Não sei se o presidente do Banco Central entendeu. Esse é o modo que a velha e tradicional Escola Política de Minas — e os adjetivos vão aqui em seu sentido mais elogioso — tem de dar um ultimato. "Se não for assim, então o quê?" Então ficará difícil o próprio Senado sustentar uma diretoria do BC contra os interesses do Brasil.
Campos Neto perdeu essa luta para os fatos. "Ah, não fossem os juros, o comportamento da inflação seria outro..." Há muitos meses a "desinflação" e a deflação do IGP-M estavam contratadas. E, portanto, os juros poderiam ter iniciado antes a trajetória de queda. Manter taxa real (Selic menos a inflação) a quase 9% ao ano é uma sandice que não encontra respaldo técnico. E, agora, não tem também o político. Lembro que a primeira crítica de Lula aos juros escorchantes tem menos de cinco meses. E os sectários avançaram na sua jugular.

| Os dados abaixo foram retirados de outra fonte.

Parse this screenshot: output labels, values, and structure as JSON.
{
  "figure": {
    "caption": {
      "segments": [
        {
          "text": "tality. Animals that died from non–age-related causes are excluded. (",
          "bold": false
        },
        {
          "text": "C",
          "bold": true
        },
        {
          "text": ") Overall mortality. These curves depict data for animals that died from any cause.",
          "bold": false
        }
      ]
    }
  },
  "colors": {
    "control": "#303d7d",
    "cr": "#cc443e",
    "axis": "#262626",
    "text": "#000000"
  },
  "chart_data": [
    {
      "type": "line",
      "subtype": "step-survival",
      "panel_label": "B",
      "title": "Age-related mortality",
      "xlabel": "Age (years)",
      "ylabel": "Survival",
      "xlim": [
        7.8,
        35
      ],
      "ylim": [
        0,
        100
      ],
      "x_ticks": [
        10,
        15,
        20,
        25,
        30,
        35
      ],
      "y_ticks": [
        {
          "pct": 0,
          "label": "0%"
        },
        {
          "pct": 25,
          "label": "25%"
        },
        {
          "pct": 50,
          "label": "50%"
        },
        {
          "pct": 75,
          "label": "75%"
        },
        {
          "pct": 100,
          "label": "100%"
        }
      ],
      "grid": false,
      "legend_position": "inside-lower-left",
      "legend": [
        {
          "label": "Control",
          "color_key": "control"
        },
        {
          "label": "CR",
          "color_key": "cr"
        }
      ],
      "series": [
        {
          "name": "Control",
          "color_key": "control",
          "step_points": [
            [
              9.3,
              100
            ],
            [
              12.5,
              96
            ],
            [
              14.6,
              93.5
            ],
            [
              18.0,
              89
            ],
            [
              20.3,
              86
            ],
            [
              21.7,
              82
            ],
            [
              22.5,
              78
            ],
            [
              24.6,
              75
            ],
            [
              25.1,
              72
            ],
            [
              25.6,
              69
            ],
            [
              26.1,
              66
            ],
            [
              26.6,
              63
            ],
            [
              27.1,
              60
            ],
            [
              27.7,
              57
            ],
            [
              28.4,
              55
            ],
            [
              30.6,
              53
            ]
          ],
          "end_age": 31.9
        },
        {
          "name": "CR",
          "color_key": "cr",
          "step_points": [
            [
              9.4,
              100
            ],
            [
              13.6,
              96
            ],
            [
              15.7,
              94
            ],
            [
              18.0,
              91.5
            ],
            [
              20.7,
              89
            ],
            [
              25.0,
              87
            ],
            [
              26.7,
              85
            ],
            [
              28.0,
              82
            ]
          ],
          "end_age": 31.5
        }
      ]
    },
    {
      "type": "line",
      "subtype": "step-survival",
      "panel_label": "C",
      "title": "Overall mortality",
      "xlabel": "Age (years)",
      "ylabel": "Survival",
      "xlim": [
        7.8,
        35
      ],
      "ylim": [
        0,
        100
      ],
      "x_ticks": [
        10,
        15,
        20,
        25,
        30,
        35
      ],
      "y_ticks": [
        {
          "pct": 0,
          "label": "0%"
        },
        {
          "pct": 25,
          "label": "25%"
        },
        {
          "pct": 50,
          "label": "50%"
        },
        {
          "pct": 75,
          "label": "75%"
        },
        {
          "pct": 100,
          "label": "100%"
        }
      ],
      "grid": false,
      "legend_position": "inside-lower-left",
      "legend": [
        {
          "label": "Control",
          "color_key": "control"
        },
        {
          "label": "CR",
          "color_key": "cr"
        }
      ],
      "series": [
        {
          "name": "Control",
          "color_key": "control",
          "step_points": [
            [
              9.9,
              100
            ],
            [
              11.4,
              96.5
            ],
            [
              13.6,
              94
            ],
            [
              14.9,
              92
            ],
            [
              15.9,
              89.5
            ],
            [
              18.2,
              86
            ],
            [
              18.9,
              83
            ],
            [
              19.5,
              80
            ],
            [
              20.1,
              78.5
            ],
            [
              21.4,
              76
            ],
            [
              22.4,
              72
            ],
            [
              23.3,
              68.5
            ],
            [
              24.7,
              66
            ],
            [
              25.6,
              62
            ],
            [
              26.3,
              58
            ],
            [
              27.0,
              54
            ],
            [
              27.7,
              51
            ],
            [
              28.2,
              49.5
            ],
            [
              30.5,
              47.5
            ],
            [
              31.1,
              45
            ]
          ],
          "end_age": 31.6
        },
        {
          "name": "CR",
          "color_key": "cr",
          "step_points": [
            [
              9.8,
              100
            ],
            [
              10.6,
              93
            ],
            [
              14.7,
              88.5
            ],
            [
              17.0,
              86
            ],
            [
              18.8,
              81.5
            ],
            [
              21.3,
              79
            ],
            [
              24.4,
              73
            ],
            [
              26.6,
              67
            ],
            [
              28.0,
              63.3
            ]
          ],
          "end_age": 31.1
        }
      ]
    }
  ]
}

Manter o sistema anual de metas ainda em 2024 já é uma aberração. Mas é uma concessão que o governo pretende fazer para evitar turbulências. Para evitar que os reaças da seita banco-centralista criem marola, opta-se por manter o erro por mais um ano. Um erro que custa muitos bilhões em dívida pública — cada ponto percentual da taxa corresponde a R$ 38 bilhões em doze meses — e que rebaixa o emprego, a renda e o crescimento e nos empurra para a pobreza.
Há algo de profundamente errado num modelo em que a autoridade monetária precisa ser atraída para o mundo da razão e dos fatos e em que precisa ser pressionada a fazer a coisa certa. Ou faz a errada.
Ah, sim: um ultimato à moda mineira segue sendo um ultimato.